Nous ferons tout pour que ce travail, à la base, soit pris en considération par les sphères hiérarchiques d'une administration qui se doit de devenir compréhensive, même contre son gré. Nous ferons tout pour réhabiliter cette école élémentaire, objet de mépris et de commisération des professeurs imbus de scientisme prétentieux car elle a une importance décisive dans la formation de la personnalité. Nous voulons être intégrés à la grande unité enseignante, participer avec tous nos moyens à un organisme nouveau d'éducation généralisée qui doit faire disparaître les séparations et les hiérarchies arbitraires. On ne cesse de parler des relations nouvelles enseignants-étudiants qui sont, quant à nous, le pain quotidien de notre action pédagogique. Il est temps aussi de situer à un niveau convenablement humain les relations administrateurs-administrés. Rien ne semble plus facile au premier degré puisque c'est dans la solution des problèmes de base que s'établissent les contacts et qu'une pédagogie peut faire la preuve de ses mérites, susciter cet esprit nouveau susceptible de faire rattraper à l'Ecole un retard qui devient plus catastrophique d'année en année. Dans les Comités de discussion qui ne tarderont pas à être mis en place — dans un souci, espérons-le, d'une unité réelle de tout le corps enseignant — nous réclamerons la place qui est due à ceux qui déjà ont fait avancer les problèmes qu'une actualité pédagogique retardataire commence à peine à poser :

« Notre obstination à défendre l'esprit libérateur de nos techniques et à condamner, du même coup, l'abêtissement de la scolastique a aujourd'hui ouvert une brèche, Le problème est posé, officieusement hors de l'Ecole et officiellement dans les diverses instances pédagogiques de la prédominance des éléments culturels sur les acquisitions techniques. Au verbalisme séculaire, nous substituons l'expérience individuelle ou en équipe et le travail ».

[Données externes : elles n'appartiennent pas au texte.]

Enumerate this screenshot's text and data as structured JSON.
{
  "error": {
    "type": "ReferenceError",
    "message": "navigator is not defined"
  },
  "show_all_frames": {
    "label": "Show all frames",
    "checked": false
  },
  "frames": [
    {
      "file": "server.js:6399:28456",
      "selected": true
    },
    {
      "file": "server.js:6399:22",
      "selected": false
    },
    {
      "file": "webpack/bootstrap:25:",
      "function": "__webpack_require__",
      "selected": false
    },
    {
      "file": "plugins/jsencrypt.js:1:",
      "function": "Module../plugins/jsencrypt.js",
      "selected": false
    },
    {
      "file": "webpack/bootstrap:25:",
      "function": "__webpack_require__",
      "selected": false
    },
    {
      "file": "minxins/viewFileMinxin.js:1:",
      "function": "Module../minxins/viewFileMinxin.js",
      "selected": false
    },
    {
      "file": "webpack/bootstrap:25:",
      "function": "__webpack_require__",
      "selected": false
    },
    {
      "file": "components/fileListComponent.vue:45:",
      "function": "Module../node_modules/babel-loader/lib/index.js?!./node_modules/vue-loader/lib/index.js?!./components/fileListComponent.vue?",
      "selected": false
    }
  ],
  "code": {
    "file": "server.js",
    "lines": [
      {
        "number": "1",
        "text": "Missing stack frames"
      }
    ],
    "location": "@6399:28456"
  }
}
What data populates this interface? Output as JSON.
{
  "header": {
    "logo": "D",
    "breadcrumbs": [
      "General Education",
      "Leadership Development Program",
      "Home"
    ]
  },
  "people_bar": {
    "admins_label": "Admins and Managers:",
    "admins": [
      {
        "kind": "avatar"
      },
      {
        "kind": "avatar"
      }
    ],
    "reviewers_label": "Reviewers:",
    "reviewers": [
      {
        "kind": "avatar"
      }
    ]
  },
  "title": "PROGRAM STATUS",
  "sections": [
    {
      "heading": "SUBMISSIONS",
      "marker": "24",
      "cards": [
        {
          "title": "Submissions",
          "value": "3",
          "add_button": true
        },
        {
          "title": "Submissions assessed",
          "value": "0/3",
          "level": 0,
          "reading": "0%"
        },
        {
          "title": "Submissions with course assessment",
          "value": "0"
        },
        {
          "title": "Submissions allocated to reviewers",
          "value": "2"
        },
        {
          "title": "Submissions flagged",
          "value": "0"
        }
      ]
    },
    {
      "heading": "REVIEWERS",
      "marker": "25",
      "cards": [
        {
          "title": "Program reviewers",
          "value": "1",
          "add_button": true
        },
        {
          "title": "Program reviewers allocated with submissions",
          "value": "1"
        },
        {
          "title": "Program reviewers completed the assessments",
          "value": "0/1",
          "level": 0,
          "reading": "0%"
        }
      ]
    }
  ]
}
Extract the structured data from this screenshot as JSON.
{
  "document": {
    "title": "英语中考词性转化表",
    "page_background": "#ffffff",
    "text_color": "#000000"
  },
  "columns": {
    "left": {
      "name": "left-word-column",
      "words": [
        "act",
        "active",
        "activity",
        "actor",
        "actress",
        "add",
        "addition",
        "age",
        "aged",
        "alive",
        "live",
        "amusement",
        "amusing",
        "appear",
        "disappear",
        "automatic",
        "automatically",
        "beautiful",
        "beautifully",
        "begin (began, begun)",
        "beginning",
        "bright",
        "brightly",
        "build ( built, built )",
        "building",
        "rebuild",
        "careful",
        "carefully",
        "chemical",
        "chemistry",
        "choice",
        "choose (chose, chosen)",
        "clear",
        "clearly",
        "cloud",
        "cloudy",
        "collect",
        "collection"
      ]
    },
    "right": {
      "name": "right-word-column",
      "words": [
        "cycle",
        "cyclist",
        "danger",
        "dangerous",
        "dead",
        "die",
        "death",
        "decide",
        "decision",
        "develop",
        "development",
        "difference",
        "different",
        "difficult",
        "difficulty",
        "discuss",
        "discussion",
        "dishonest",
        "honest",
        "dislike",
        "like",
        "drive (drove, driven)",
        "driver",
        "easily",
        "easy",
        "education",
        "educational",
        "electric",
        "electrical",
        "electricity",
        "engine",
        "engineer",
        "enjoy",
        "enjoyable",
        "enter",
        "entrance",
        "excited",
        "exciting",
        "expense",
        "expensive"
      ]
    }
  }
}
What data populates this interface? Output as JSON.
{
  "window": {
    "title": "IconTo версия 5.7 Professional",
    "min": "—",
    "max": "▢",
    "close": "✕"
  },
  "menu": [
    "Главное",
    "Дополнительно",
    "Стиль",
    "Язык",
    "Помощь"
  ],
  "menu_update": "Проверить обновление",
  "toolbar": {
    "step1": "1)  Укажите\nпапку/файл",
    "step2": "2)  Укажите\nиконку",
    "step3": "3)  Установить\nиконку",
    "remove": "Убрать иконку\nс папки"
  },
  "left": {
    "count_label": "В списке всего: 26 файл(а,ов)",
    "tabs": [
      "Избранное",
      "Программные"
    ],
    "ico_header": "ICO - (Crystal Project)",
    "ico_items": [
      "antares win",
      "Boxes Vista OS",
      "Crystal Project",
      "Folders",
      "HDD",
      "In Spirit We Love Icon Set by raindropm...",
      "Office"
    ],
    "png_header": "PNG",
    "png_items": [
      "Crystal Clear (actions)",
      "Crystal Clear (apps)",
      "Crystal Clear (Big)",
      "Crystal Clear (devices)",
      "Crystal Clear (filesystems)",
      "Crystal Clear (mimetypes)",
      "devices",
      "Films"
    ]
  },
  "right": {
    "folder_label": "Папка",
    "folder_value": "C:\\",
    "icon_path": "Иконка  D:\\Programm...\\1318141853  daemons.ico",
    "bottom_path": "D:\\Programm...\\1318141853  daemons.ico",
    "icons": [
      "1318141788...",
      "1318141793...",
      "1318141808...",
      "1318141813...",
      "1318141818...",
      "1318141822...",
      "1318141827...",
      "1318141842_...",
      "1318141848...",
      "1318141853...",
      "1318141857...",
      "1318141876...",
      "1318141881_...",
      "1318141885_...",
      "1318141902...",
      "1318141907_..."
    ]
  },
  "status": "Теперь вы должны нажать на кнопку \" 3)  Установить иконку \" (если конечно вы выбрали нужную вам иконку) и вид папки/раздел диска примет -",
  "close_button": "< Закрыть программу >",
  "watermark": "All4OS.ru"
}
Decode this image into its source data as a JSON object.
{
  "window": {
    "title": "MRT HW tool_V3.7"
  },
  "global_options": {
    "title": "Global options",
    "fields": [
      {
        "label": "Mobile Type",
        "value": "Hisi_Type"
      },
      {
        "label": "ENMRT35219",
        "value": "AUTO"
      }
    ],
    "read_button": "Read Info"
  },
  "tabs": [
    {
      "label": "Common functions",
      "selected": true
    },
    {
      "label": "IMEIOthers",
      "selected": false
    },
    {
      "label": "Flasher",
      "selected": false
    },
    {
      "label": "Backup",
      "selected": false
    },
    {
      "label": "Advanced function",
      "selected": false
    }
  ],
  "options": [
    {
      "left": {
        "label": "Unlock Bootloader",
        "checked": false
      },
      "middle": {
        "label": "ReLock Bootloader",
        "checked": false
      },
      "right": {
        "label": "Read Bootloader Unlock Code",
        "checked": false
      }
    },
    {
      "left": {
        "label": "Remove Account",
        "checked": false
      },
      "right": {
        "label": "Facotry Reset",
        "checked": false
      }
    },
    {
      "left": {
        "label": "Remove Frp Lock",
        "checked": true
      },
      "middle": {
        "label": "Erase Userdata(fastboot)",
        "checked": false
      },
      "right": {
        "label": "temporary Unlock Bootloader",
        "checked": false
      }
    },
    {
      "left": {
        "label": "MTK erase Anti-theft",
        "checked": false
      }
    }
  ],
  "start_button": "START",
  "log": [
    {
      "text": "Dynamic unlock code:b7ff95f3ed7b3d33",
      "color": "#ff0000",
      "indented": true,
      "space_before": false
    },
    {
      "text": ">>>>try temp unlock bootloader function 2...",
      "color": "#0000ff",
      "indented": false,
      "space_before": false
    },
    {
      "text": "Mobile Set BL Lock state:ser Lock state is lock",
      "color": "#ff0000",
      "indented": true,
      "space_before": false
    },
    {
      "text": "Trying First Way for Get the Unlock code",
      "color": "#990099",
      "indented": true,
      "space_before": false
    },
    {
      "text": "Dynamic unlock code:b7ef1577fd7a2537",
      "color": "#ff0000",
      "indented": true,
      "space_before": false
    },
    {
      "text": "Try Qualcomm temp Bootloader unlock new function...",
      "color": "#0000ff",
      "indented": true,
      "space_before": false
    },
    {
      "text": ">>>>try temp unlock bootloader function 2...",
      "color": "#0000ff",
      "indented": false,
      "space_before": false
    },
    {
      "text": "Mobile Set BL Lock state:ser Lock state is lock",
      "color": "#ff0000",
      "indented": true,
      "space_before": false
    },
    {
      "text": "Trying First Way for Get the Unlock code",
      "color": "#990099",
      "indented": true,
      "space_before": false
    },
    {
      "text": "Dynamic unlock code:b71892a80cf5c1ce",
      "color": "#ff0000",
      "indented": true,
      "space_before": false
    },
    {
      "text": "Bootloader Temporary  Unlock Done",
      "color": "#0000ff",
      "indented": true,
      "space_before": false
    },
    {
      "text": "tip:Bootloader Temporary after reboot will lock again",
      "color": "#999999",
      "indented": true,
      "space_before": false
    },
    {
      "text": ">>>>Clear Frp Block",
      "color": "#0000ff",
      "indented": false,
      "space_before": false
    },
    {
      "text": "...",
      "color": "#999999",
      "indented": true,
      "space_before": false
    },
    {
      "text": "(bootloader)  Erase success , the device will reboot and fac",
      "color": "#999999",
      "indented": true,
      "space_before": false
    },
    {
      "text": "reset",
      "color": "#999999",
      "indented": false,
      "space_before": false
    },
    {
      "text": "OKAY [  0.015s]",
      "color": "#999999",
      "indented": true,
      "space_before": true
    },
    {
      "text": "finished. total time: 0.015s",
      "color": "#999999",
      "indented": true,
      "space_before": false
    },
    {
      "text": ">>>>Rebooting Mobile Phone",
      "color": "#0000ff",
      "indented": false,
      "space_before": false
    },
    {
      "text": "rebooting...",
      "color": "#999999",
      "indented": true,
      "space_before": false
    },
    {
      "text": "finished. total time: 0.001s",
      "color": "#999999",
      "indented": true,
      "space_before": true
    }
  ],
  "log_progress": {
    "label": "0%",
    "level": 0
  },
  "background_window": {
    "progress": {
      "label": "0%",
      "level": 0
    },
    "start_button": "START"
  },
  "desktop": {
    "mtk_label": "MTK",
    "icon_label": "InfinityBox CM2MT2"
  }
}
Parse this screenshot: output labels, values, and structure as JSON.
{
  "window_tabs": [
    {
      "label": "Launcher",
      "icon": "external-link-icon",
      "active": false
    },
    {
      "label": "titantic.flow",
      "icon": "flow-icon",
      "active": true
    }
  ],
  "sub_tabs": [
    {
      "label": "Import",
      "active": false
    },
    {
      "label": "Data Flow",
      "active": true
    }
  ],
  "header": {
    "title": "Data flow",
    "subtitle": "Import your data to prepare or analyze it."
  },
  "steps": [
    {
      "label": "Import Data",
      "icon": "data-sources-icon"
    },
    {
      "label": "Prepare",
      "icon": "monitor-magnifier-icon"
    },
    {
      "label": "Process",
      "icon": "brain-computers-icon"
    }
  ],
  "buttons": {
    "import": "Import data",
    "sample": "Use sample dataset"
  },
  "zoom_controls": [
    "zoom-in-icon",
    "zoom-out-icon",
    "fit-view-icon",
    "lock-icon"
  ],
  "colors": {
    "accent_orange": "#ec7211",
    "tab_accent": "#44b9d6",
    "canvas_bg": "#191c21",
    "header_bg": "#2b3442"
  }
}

En liaison, si possible, avec les inspecteurs et les responsables administratifs, nous ferons du travail le moteur de toute notre action pédagogique et sociale. Plus que jamais le travail a besoin de conditions favorables pour porter ses fruits. C'est dire que nous n'allons pas abandonner notre action militante pour devenir bien sagement des spécialistes pédagogiques. Mais que nous prendrons, au contraire, toutes nos responsabilités dans la recherche des solutions à donner aux problèmes les plus cuisants de l'actualité scolaire.

Quand les instituteurs de Cannes, soucieux des conditions défectueuses qui nuisent au travail normal des classes qui leur sont confiées, découvrent après enquête, que vingt deux classes toutes équipées ont été arbitrairement fermées alors que deux cents institutrices stagiaires ou loi Roustan sont en attente d'un poste, ils mettent à jour une irrégularité administrative qui doit être corrigée. On ne comprendrait pas que les responsables académiques restent indifférents ou s'opposent à une solution immédiate des effectifs pléthoriques des classes de Cannes et nuisent par ailleurs à la légalité de la demande de l'emploi, si tragique pour le chômeur et si inquiétante pour une société en mutation.

Cette « prédominance des éléments culturels sur les acquisitions techniques », nous entendons en exalter la réalité car elle est la garantie même de la valeur des individus dans un conformisme technique abrutissant. Ce sont là des vérités premières sur lesquelles les étudiants nous ont amenés à réfléchir. Elles sont la base d'une contestation primordiale, celle qui défend la liberté de penser, de sentir, de vivre. Sur le plan social, chacun de nous, selon ses idéologies, s'associera aux organisations qui actuellement luttent pour que soient rapportées les poursuites de militants oppositionnels, les internements arbitraires, les révocations scandaleuses de travailleurs dont les responsables valeureux de l'ORTF sont le symbole. Nous ne saurons assez; les remercier et les admirer pour avoir porté si longtemps et si haut, le drapeau de la liberté et de la dignité de l'homme.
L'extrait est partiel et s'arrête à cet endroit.